Jason Pride, Chief Investment Officer, Private Wealth, Glenmede:
"Glenmede’s Reopening Index estimates that it took only a month and a half from the middle of April to regain half of all economic activity lost due to social distancing orders. However, it took another 4 months through the end of October to reach 77% recovered, highlighting how each step toward full recovery has become incrementally more difficult to achieve. The model estimates that high-touch industries such as restaurant dining and air travel are only 42% recovered, as the heightened risk of viral contagion has kept a lid on activity. The Back-to-Work sub-index, which measures the proportion of businesses that had closed due to COVID-19 that have since reopened, currently sits at a mere 49%, suggesting there may be a meaningful portion of the economy that has yet to resume activity at any capacity.”
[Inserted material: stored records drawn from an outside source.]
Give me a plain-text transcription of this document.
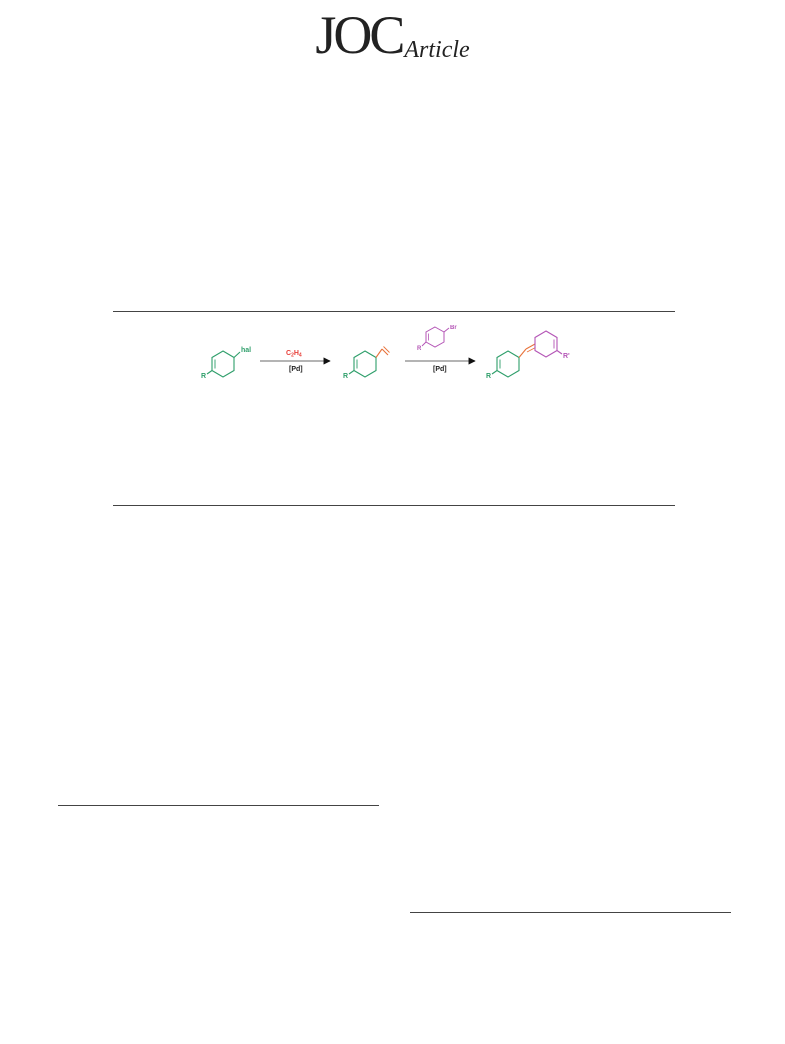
JOCArticle
hal
R
$C_2H_4$
[Pd]
R
Br
R
[Pd]
R
R'
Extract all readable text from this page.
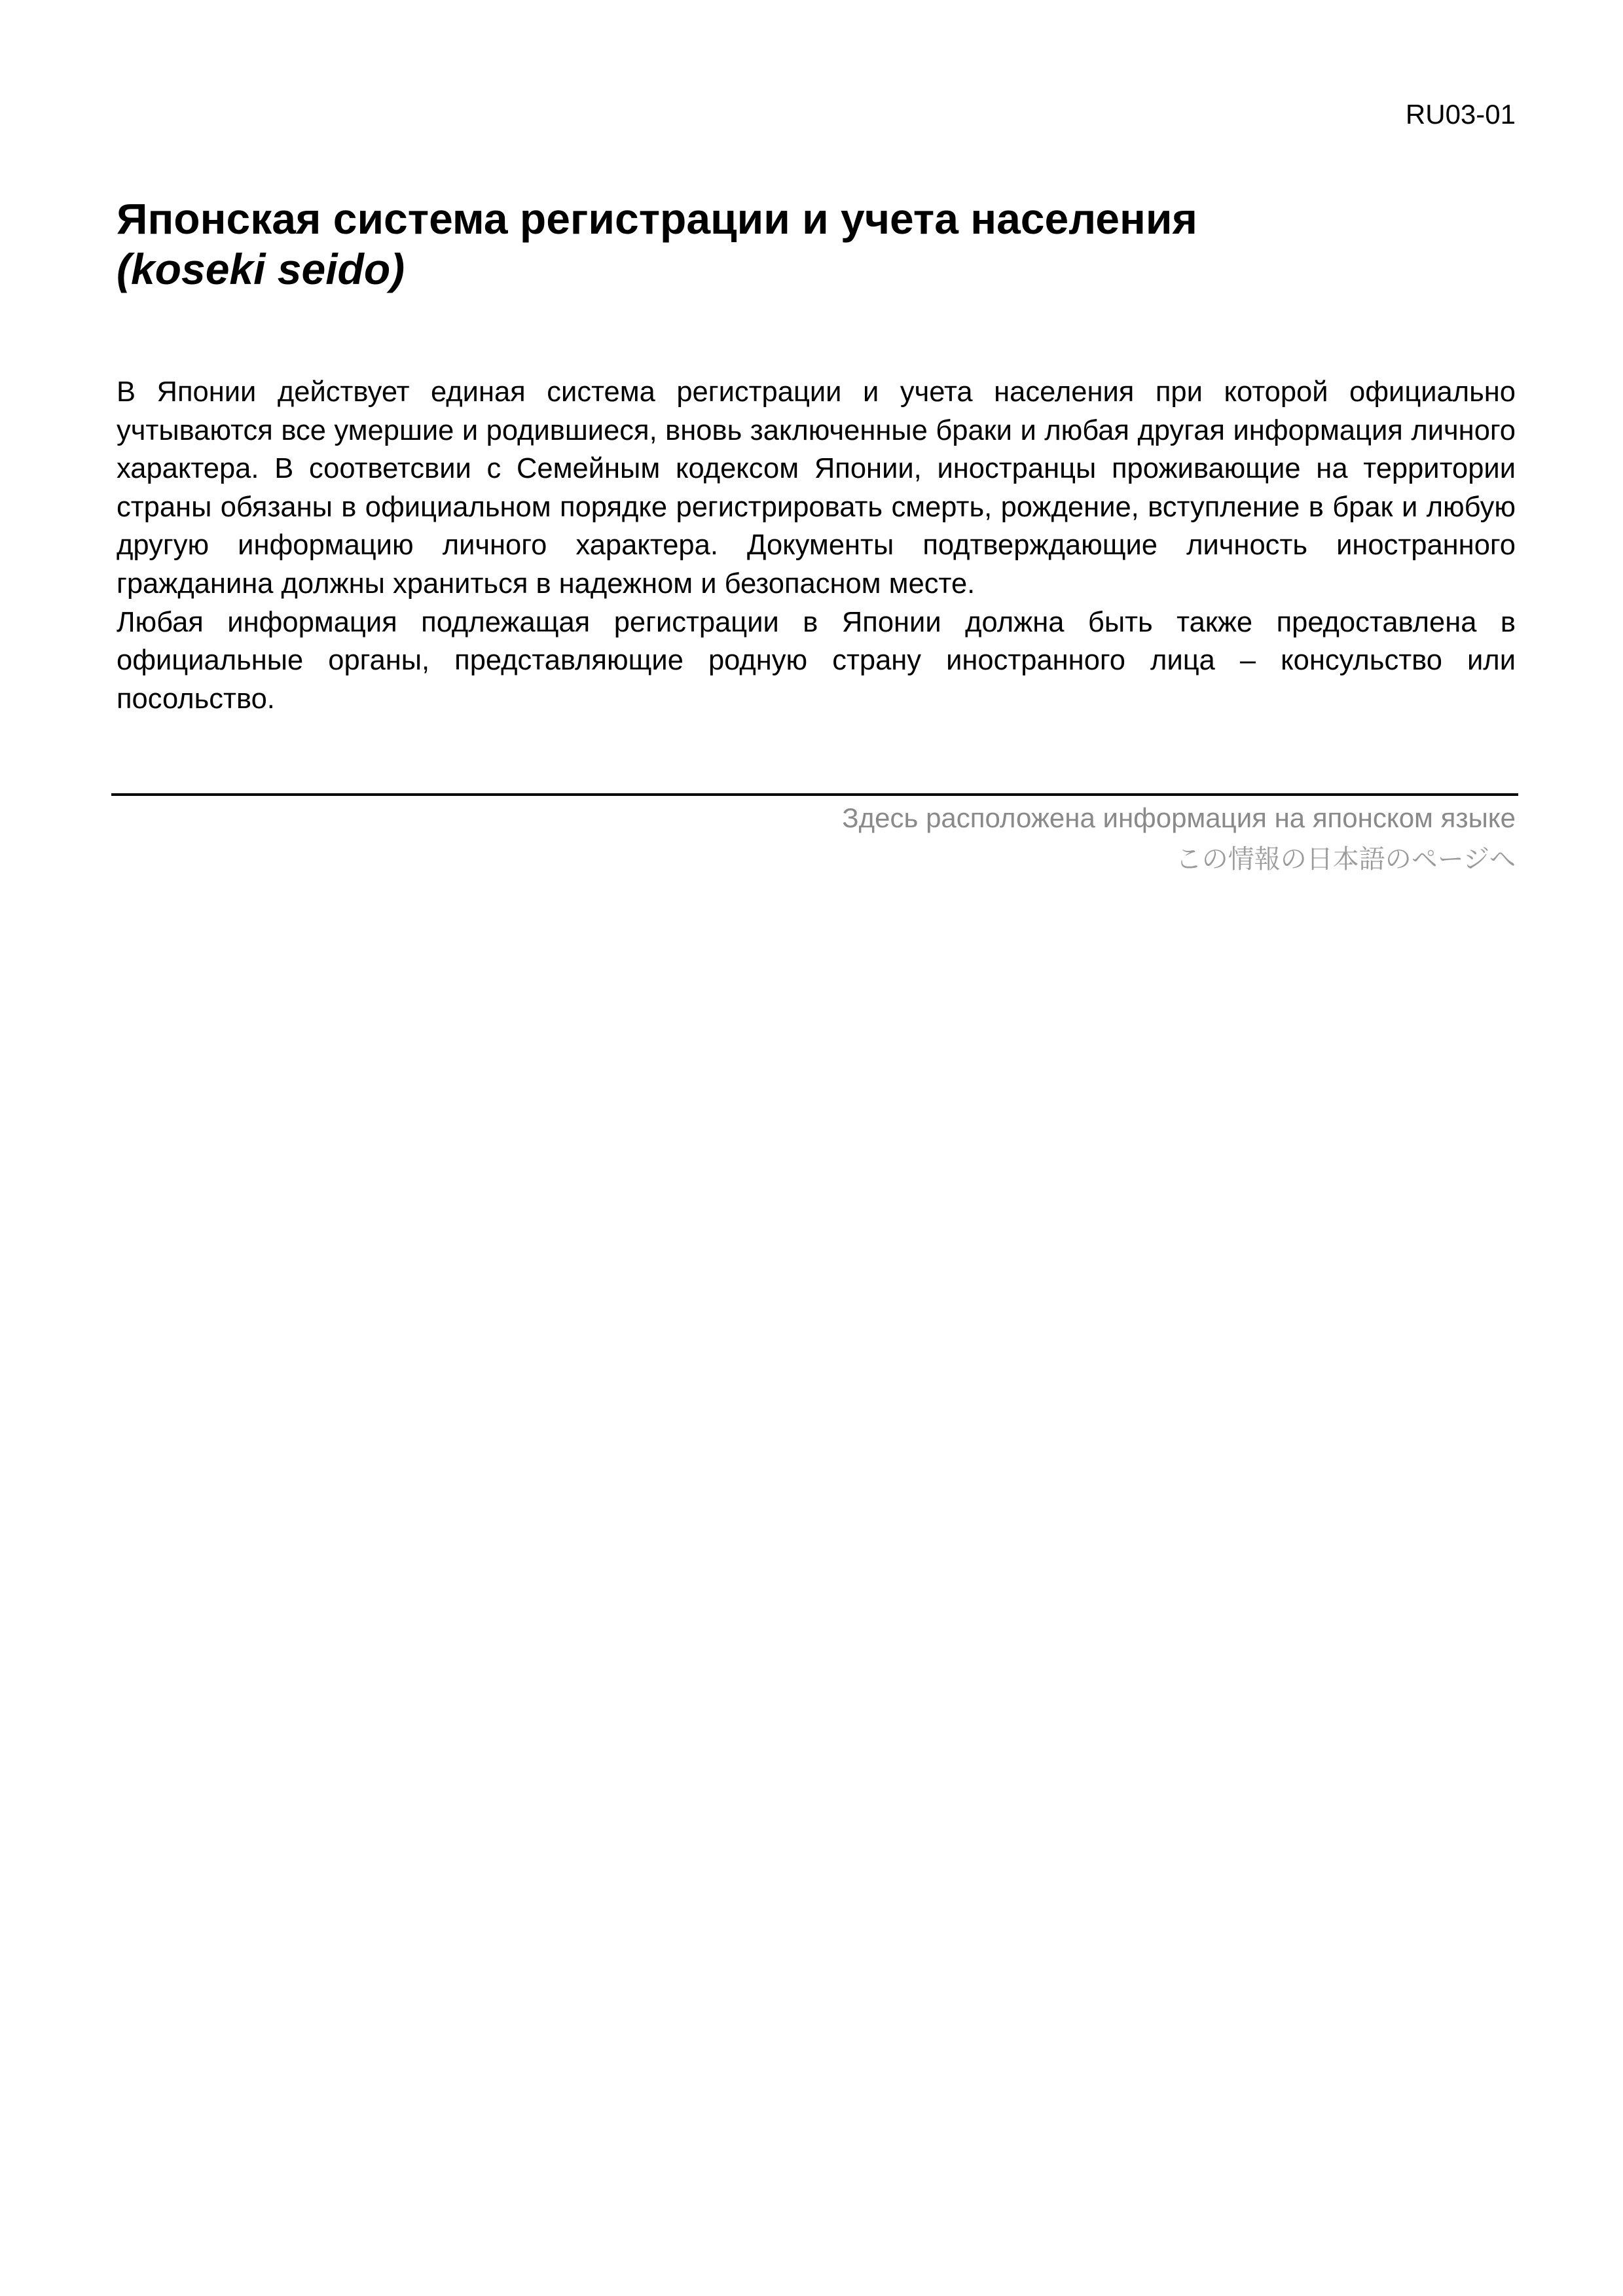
RU03-01
Японская система регистрации и учета населения
(koseki seido)

В Японии действует единая система регистрации и учета населения при которой официально учтываются все умершие и родившиеся, вновь заключенные браки и любая другая информация личного характера. В соответсвии с Семейным кодексом Японии, иностранцы проживающие на территории страны обязаны в официальном порядке регистрировать смерть, рождение, вступление в брак и любую другую информацию личного характера. Документы подтверждающие личность иностранного гражданина должны храниться в надежном и безопасном месте.

Любая информация подлежащая регистрации в Японии должна быть также предоставлена в официальные органы, представляющие родную страну иностранного лица – консульство или посольство.

Здесь расположена информация на японском языке
この情報の日本語のページへ
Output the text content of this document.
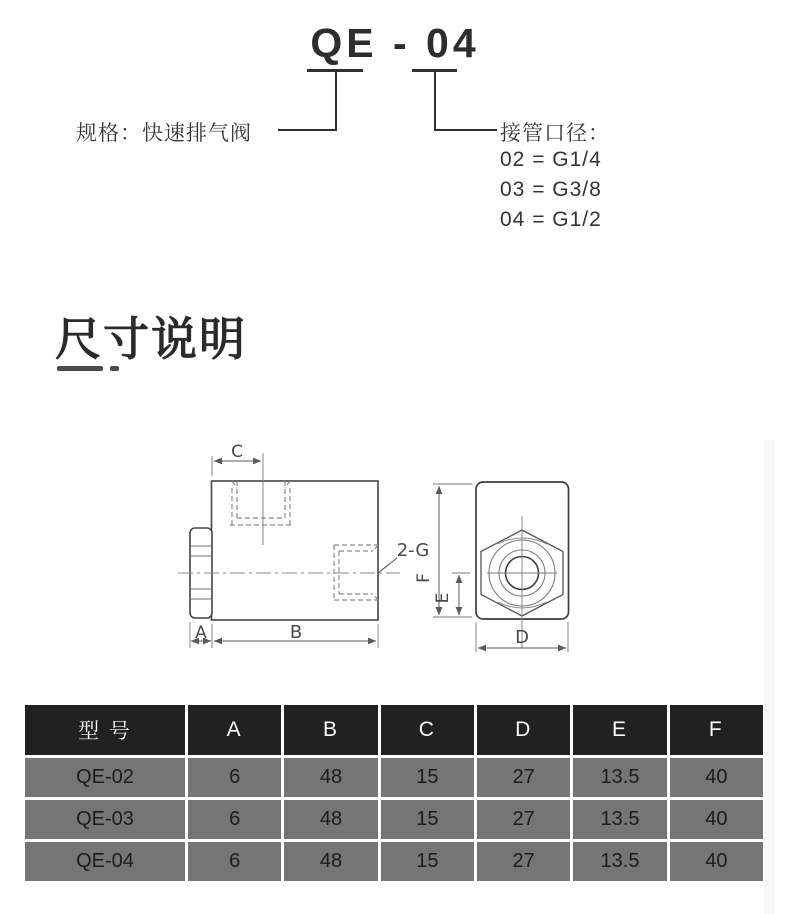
QE - 04
规格：快速排气阀	接管口径：
02 = G1/4
03 = G3/8
04 = G1/2
尺寸说明
2-G
C
A	B
F
E
D
型 号	A	B	C	D	E	F
QE-02	6	48	15	27	13.5	40
QE-03	6	48	15	27	13.5	40
QE-04	6	48	15	27	13.5	40
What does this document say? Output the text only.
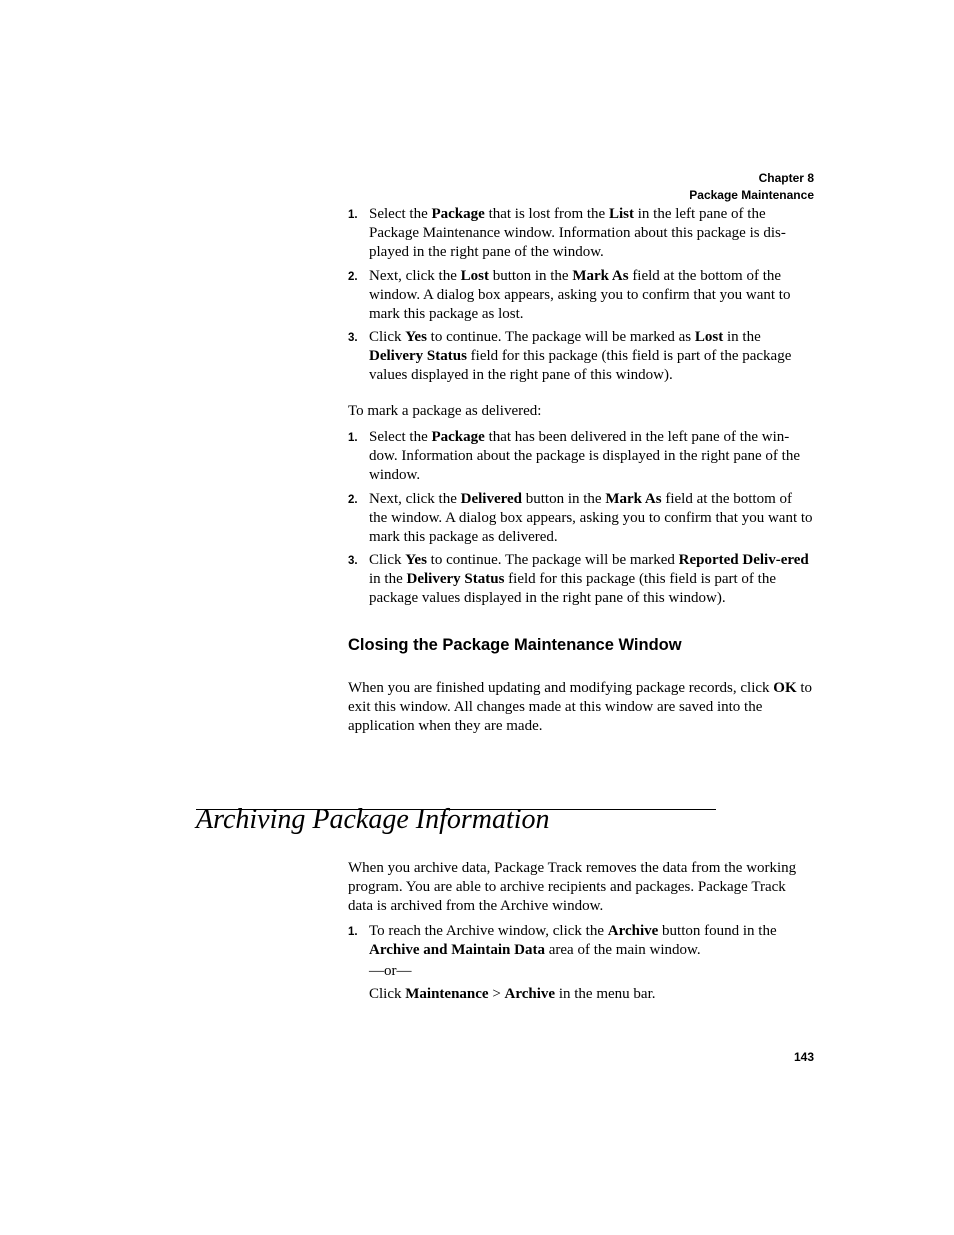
Chapter 8
Package Maintenance
1. Select the Package that is lost from the List in the left pane of the Package Maintenance window. Information about this package is dis-played in the right pane of the window.
2. Next, click the Lost button in the Mark As field at the bottom of the window. A dialog box appears, asking you to confirm that you want to mark this package as lost.
3. Click Yes to continue. The package will be marked as Lost in the Delivery Status field for this package (this field is part of the package values displayed in the right pane of this window).

To mark a package as delivered:

1. Select the Package that has been delivered in the left pane of the win-dow. Information about the package is displayed in the right pane of the window.
2. Next, click the Delivered button in the Mark As field at the bottom of the window. A dialog box appears, asking you to confirm that you want to mark this package as delivered.
3. Click Yes to continue. The package will be marked Reported Deliv-ered in the Delivery Status field for this package (this field is part of the package values displayed in the right pane of this window).
Closing the Package Maintenance Window

When you are finished updating and modifying package records, click OK to exit this window. All changes made at this window are saved into the application when they are made.

Archiving Package Information

When you archive data, Package Track removes the data from the working program. You are able to archive recipients and packages. Package Track data is archived from the Archive window.

1. To reach the Archive window, click the Archive button found in the Archive and Maintain Data area of the main window.
—or—
Click Maintenance > Archive in the menu bar.
143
Burt White, Chief Investment Officer, LPL Financial:
"We empathize with concerns about a hotly contested election result. However, we think it’s important to differentiate the political impact of election uncertainty from the market impact. In most cases, despite the possibility of some market disruption, we believe the stock market will be forward-looking and see past the period of uncertainty. While there is a fair chance that the election result may be delayed slightly, we expect the strength of our political institutions to prevail, for the election outcome to be determined fairly, and for a timely transition of power. Even if the process is bumpier than expected, market risks will likely be tempered unless there’s a political breakdown that threatens lasting damage to the economy or corporate America, and we’re a long way from there."
Tony Dwyer, Chief Market Strategist, Canaccord Genuity:
"It seems like an unending list of fears in the markets, including resurgence of COVID-19; a very nasty election season with a possible Democratic sweep and higher taxes; increasing geopolitical tensions with China; and little progress on a new fiscal stimulus package. How could anyone suggest adding equity market exposure? We use a checklist. Inflation and forward inflation expectations drive Fed policy. Fed policy drives money availability. Money availability drives economy. Economy drives EPS, and full economic reopening should drive sector performance.”